“No último mês, a família tinha vivido submersa numa bruma gerada por coisas por dizer, marcada por olhares, sussurros, subtis alterações de atitude e contactos discretamente suspensos.”
O negrume instala-se logo nas primeiras páginas de “A Árvore das Mentiras” (Editorial Presença, 2017), livro que parece ter sido escrito à sombra e, logo de seguida, posto a descansar no frigorífico, de modo a conservar a corrente de ar frio que percorre as suas páginas.

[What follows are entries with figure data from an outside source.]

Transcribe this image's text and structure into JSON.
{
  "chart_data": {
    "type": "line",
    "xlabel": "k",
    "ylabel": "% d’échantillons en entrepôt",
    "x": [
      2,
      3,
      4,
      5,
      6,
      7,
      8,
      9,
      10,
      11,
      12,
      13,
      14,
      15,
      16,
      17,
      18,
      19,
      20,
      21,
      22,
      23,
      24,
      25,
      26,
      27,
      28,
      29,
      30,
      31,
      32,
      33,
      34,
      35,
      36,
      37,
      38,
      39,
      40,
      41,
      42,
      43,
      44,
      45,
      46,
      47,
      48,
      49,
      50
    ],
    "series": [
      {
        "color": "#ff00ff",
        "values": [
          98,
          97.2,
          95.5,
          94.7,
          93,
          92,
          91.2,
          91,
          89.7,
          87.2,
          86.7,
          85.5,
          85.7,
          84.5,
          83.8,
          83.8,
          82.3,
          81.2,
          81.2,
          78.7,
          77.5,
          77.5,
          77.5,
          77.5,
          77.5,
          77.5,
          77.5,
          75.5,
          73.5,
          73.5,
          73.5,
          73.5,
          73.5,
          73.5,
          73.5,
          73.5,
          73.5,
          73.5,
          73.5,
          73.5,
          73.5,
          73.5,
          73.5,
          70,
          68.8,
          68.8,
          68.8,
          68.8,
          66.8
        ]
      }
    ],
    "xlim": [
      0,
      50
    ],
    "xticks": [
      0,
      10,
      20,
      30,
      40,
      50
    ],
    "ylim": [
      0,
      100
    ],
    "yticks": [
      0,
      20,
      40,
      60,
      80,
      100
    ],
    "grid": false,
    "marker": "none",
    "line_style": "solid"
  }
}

Este é o romance que Frances Hardinge escreveu depois de “A rapariga que sabia ler” – edição portuguesa pela Editorial Presença -, e que acabou por levar para casa o Prémio Costa para Melhor Livro do Ano em 2015, distinção que lhe assenta muito bem.
A protagonista dá pelo nome de Faith, uma adolescente fascinada pelo pai que se vê, juntamente com a família, a caminho da inóspita Ilha de Vane, fugindo aos boatos de que o pai, o reverendo e cientista Erasmus Sunderly, não passa de “um mentiroso e uma fraude“.
Erasmus ficou conhecido por ter descoberto os fósseis New Falton, que muitos diziam tratar-se de um ombro fossilizado com uma asa a sair dele, e que relançava a discussão à volta da idade do mundo, isto num período em que, antes da recente publicação de “A Origem das Espécies”, de Darwin, se acreditava que o mundo não teria mais de seis mil anos.
Aparentemente, Erasmus foi convidado a ir a Vane para dar o seu contributo numa escavação, mas poucos dias depois da chegada dos Sunderly à ilha Erasmus é encontrado morto, suspeitando-se de que se terá tratado de um suicídio. Caso isso se confirme, a família irá perder o direito a qualquer reparo financeiro.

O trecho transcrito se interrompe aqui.